Hawaii delegates at the Democratic National Convention in Charlotte, N.C., September 5, 2012.
Hawaii delegates at the Democratic National Convention in Charlotte, N.C., September 5, 2012.
U.S. Democrats are expressing confidence coming out of their national convention in Charlotte, North Carolina, after formally nominating President Barack Obama for a second four-year term. Republicans also were energized after their convention the previous week in Tampa, Florida.

Republicans have long been unified in their desire to deny President Obama re-election, even if there are lingering questions about their level of passion for nominee Mitt Romney.

Democrats used their week in Charlotte to try to reignite the party faithful, well aware that the enthusiasm level for the president is down from what it was four years ago.

For Georgia delegate Al Williams, the Democratic convention was an effective tool for party unity.

“The folks that are here, the troops are energized," said Williams. "Now it is a matter of transferring the energy to some people out in the hinterlands because we are ready, there is no lack of enthusiasm. It's very similar to Denver [2008 convention]. Let's get it on. We are like prize fighters, man! Let us out of the dressing room! Let's get it on!

Other delegates say they already have all the motivation they need to get out and support the Democratic ticket in November.

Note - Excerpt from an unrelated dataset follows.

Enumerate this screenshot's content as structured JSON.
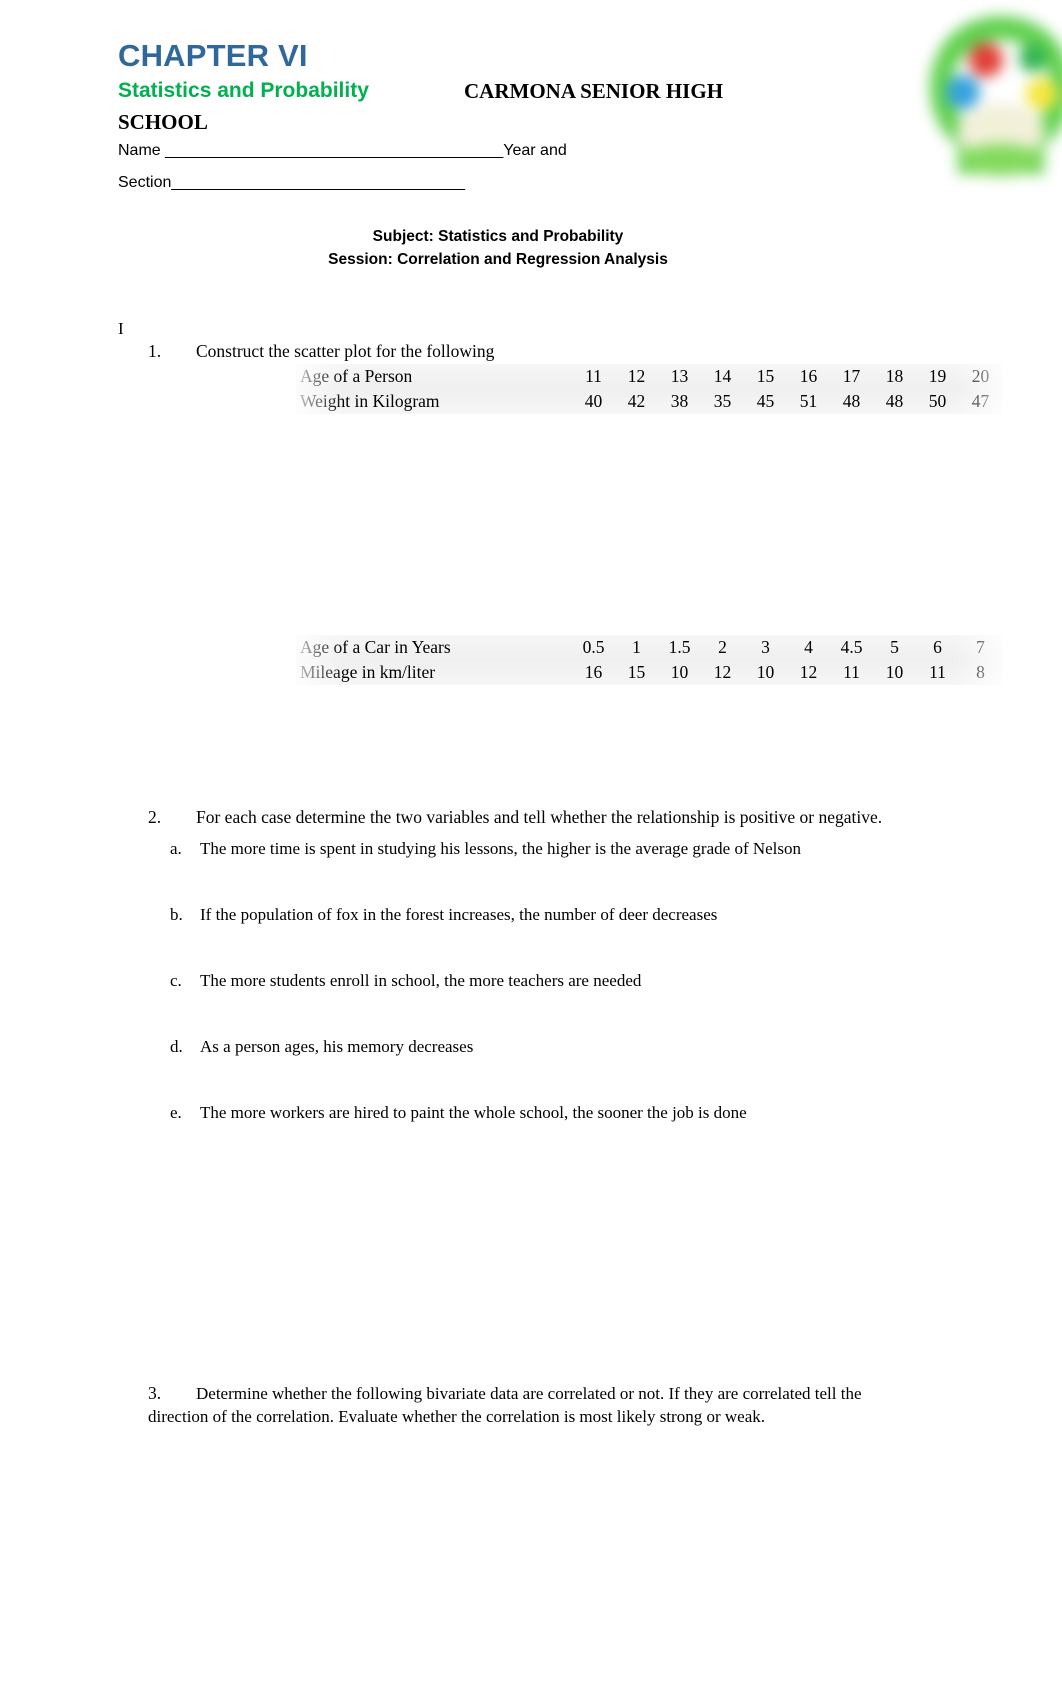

Virginia delegate Rosalyn Dance also attended the convention four years ago, when Obama was first nominated.

“And I'm just as excited, maybe even more so, than in 2008 because he's made it," said Dance. "I think he's lived up to what he committed to do and that he has been doing his best.”

But some of the delegates here do acknowledge at least a mild sense of disappointment that the president was not able to turn around the U.S. economy faster.

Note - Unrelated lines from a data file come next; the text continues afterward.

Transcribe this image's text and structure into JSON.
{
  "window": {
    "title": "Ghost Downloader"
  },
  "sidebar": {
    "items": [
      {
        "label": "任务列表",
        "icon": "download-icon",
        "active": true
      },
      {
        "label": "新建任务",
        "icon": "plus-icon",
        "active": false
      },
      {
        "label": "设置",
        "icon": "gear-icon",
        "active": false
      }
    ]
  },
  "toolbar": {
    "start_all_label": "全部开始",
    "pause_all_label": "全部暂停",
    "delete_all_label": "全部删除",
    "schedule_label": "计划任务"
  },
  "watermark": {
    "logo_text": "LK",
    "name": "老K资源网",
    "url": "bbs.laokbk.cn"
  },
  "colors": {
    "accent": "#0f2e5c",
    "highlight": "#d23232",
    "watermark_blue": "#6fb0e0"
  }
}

“Sure, I mean, I'm disappointed that things aren't better. But regardless of what Republicans say, Obama has made some progress," said Tom Simmons, a retired school principal from North Carolina, a state Obama narrowly won in 2008 but may have trouble winning again this year. "He has created jobs," he added. "Not as many as we'd like to see, of course.”

In an attempt to motivate those who are less enthusiastic this year, Democrats brought out their most popular senior statesman, former president Bill Clinton, who made a passionate case for Obama's re-election.

“You see, we believe that ‘we are all in this together’ is a far better philosophy than ‘you are on your own,’” said Clinton.

Comparing enthusiasm levels between the two conventions is never an exact science. Republicans also felt confident coming out of their convention in Tampa that they can make a strong case for Mitt Romney in November.

“The fact is that the American people know right now that the president has failed, that his policies don't work, and that they are not just bad for the country, they have made things worse,” said Tom Price, a Republican congressman from Georgia.

With the conventions behind them, candidates Obama and Romney will return to the campaign trail and prepare for the next major event in the election cycle, the first of three presidential debates, which will be held in Denver on October 3.